Das Vereinsverbot ist eine der schärfsten Waffen der wehrhaften Demokratie. Warum es gegen Compact Bestand haben wird – und auch gegen die JA zum Einsatz kommen sollte, dazu Ex-Innenminister Gerhart Baum und Max Schulze.
Um es vorweg klar zu sagen: Die Entscheidung von Bundesinnenministerin Nancy Faeser, Compact zu verbieten, verdient volle Unterstützung. Das Bundesinnenministerium (BMI) verteidigt die demokratische und rechtsstaatliche Ordnung mit einem Mittel, das die Verfassungsväter und -mütter dafür vorgesehen haben. Unsere rechtsstaatliche Demokratie ist gegenüber kämpferisch-aggressiven Verfassungsfeinden nicht wehrlos und zum Zuschauen verdammt.
Das Vereinigungsverbot ist die schärfste Waffe unserer wehrhaften Demokratie gegen Angriffe auf die verfassungsmäßige Ordnung - neben dem Parteiverbot. Während die Einleitung eines Parteiverbots in der Entscheidungsfreiheit der antragsberechtigten Verfassungsorgane des Bundes liegt – und neben juristischen auch politische Überlegungen eine Rolle spielen – sind Vereinigungsverbote bei Vorliegen der Verbotsvoraussetzungen zwingend; solche Vereine sind nach dem Wortlaut des Grundgesetzes (Art. 9 Abs. 2 Grundgesetz) verboten.

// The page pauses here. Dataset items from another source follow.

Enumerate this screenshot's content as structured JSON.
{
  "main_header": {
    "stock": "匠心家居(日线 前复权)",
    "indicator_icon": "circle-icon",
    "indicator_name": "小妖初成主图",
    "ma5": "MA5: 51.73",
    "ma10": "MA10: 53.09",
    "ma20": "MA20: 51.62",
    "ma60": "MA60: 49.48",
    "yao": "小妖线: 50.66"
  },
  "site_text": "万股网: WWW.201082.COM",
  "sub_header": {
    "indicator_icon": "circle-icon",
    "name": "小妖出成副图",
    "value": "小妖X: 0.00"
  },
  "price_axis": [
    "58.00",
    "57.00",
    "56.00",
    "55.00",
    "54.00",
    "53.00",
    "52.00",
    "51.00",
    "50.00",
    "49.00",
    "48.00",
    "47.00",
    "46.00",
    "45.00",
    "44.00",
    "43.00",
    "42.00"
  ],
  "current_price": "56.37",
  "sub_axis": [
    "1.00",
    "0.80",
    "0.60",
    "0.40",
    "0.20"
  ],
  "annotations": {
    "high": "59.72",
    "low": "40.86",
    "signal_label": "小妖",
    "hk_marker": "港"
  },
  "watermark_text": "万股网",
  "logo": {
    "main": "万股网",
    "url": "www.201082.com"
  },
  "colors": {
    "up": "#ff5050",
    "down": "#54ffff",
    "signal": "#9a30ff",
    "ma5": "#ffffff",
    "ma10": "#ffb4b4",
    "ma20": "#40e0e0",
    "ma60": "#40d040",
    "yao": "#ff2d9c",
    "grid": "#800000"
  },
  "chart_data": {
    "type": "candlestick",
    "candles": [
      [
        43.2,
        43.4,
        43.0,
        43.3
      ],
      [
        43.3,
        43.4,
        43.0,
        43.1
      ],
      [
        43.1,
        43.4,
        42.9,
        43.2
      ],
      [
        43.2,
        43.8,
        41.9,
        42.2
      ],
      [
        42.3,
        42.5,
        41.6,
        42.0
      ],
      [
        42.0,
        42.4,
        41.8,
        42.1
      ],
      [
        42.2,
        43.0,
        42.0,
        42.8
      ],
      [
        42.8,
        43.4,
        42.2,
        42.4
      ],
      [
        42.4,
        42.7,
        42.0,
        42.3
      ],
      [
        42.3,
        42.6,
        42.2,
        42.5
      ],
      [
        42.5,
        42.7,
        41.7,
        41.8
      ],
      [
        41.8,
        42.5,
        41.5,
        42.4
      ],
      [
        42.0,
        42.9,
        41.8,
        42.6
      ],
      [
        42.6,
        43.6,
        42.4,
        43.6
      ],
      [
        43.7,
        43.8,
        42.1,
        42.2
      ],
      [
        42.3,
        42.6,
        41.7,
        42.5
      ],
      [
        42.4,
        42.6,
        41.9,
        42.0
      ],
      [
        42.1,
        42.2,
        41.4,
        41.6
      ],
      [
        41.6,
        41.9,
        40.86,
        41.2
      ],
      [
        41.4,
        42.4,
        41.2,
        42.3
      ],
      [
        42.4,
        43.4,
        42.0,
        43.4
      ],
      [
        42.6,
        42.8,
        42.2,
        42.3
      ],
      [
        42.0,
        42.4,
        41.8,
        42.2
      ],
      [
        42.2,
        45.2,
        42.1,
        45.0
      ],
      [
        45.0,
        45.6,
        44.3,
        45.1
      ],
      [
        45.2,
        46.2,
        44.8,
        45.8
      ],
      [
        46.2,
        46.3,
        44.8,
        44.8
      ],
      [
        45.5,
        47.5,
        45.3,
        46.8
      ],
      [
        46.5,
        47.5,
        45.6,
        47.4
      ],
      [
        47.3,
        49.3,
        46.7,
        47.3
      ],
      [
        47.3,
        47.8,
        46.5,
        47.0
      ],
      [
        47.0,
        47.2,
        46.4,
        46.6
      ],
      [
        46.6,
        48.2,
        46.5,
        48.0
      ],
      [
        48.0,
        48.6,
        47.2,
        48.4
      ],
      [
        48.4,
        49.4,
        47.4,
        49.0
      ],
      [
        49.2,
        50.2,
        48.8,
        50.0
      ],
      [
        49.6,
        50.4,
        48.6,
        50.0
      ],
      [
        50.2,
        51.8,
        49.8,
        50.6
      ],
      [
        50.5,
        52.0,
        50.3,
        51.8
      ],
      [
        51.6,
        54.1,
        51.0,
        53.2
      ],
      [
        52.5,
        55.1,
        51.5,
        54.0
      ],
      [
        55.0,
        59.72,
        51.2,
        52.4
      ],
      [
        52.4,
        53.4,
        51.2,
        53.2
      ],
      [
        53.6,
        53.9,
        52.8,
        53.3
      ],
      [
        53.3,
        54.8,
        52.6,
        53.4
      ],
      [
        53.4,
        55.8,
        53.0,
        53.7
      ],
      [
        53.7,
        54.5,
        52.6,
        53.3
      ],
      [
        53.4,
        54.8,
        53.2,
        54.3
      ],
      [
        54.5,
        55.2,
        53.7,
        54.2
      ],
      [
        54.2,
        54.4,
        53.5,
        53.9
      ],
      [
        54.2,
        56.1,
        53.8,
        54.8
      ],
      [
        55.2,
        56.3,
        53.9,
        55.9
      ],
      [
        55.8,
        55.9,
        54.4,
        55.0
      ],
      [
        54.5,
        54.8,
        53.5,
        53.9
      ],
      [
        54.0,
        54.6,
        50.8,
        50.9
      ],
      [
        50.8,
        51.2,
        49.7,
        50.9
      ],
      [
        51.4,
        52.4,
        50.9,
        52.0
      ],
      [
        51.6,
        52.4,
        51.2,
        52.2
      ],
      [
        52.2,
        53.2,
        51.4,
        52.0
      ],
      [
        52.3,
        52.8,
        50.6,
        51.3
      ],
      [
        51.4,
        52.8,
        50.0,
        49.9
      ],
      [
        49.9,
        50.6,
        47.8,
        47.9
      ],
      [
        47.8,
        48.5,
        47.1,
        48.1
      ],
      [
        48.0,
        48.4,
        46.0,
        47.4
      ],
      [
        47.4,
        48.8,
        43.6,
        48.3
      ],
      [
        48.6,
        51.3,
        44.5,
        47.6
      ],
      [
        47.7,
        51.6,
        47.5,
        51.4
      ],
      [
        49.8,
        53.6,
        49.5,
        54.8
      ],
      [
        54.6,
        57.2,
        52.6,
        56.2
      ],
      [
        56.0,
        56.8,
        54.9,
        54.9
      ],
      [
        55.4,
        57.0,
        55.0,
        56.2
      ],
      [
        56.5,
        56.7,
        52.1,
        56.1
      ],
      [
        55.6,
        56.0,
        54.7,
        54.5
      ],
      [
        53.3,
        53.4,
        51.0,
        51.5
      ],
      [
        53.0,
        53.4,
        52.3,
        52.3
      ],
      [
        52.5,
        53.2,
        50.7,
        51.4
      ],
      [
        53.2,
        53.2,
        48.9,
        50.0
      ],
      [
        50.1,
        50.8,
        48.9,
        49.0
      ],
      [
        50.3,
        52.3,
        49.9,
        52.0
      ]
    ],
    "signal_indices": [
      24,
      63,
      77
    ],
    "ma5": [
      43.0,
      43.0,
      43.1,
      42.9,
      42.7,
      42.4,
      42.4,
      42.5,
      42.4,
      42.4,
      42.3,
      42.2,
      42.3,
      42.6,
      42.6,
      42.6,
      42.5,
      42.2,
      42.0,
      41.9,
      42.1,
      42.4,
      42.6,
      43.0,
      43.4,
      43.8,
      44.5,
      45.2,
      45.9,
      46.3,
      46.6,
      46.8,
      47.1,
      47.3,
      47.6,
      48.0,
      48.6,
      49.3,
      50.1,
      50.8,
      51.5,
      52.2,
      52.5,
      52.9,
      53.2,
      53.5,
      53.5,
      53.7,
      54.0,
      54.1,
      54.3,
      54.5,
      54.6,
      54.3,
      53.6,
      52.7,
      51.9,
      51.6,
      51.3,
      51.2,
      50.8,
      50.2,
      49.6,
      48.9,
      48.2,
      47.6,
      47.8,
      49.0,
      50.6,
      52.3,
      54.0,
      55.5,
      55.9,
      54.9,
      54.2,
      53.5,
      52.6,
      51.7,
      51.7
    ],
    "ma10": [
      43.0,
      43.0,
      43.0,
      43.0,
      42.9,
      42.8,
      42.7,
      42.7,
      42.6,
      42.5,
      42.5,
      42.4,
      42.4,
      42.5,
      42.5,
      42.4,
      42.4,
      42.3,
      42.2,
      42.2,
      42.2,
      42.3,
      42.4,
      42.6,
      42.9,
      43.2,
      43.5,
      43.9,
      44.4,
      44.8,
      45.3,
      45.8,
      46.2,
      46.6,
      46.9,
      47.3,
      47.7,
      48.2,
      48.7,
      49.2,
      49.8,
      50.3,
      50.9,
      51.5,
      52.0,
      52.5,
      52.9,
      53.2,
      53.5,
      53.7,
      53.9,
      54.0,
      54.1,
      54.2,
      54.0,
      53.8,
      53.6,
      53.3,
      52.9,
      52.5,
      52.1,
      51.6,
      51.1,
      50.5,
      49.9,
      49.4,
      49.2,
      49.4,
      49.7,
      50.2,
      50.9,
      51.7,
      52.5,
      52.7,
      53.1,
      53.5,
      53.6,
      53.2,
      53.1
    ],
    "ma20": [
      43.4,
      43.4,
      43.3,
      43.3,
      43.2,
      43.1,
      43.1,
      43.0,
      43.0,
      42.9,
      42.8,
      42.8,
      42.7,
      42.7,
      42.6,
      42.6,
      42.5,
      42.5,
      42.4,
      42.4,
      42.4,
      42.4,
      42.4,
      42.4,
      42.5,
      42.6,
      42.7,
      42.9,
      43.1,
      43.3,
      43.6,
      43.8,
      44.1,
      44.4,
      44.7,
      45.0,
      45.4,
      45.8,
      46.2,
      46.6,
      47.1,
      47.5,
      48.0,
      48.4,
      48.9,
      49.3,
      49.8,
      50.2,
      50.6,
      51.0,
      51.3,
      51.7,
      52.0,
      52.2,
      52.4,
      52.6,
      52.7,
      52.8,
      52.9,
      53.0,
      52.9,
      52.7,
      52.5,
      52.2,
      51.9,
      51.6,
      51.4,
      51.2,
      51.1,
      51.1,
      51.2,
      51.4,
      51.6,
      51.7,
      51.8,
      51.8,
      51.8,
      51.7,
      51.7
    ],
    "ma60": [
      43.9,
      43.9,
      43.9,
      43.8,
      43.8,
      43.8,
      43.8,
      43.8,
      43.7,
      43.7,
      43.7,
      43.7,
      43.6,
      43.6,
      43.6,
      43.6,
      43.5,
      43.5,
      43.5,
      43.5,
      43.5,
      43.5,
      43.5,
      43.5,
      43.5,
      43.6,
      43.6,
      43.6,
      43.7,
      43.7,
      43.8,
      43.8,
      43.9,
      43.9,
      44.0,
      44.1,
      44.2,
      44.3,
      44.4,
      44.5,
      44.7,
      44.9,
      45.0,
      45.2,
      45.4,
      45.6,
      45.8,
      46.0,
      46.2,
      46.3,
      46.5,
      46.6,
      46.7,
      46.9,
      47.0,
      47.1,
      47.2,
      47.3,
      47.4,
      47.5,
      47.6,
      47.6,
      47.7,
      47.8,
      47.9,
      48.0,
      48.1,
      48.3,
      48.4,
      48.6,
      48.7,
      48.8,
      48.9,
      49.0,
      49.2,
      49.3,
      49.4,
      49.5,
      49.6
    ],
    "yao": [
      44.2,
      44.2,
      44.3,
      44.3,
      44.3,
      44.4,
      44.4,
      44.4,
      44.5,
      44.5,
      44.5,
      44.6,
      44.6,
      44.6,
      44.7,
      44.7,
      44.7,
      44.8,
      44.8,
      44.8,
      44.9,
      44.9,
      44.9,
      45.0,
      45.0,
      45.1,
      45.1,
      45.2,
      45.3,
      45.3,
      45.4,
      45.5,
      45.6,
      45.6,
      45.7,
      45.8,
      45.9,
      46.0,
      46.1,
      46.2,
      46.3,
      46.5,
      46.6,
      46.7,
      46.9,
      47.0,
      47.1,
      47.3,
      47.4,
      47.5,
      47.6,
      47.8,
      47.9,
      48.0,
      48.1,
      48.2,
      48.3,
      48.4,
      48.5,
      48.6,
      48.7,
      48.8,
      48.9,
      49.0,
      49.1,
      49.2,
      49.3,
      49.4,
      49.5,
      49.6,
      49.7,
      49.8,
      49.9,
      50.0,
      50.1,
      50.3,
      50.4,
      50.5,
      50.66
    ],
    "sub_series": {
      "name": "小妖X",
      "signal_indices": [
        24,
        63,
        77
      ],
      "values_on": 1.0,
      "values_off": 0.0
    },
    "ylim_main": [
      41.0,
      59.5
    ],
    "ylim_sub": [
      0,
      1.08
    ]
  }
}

Vereinigungsverbot auch gegen die AfD-Jugendorganisation JA
Gegenüber dem Parteiverbot hat das Vereinigungsverbot aus Sicht einer effektiven Gefahrenabwehr zudem den Vorteil, dass seine Wirkung nicht erst durch gerichtliche Entscheidung, sondern – bei Anordnung der sofortigen Vollziehung – unmittelbar mit der Verbotsverfügung eintritt. Zahlreiche Netzwerke der Rechtsextremen und anderer Extremisten, etwa islamistische ("Religions"-)Vereinigungen, sind dabei, kontinuierlich in unsere Bürgergesellschaft hinein zu wuchern, Hass gegen das angebliche System und seine Repräsentanten zu schüren, sie zu bedrohen sowie zum gewaltsamen Systemsturz unserer rechtsstaatlichen Demokratie zu motivieren. Das schlägt sich auch in der ständigen Zunahme rechtsextremistischer und anderer politisch motivierter Straftaten nieder.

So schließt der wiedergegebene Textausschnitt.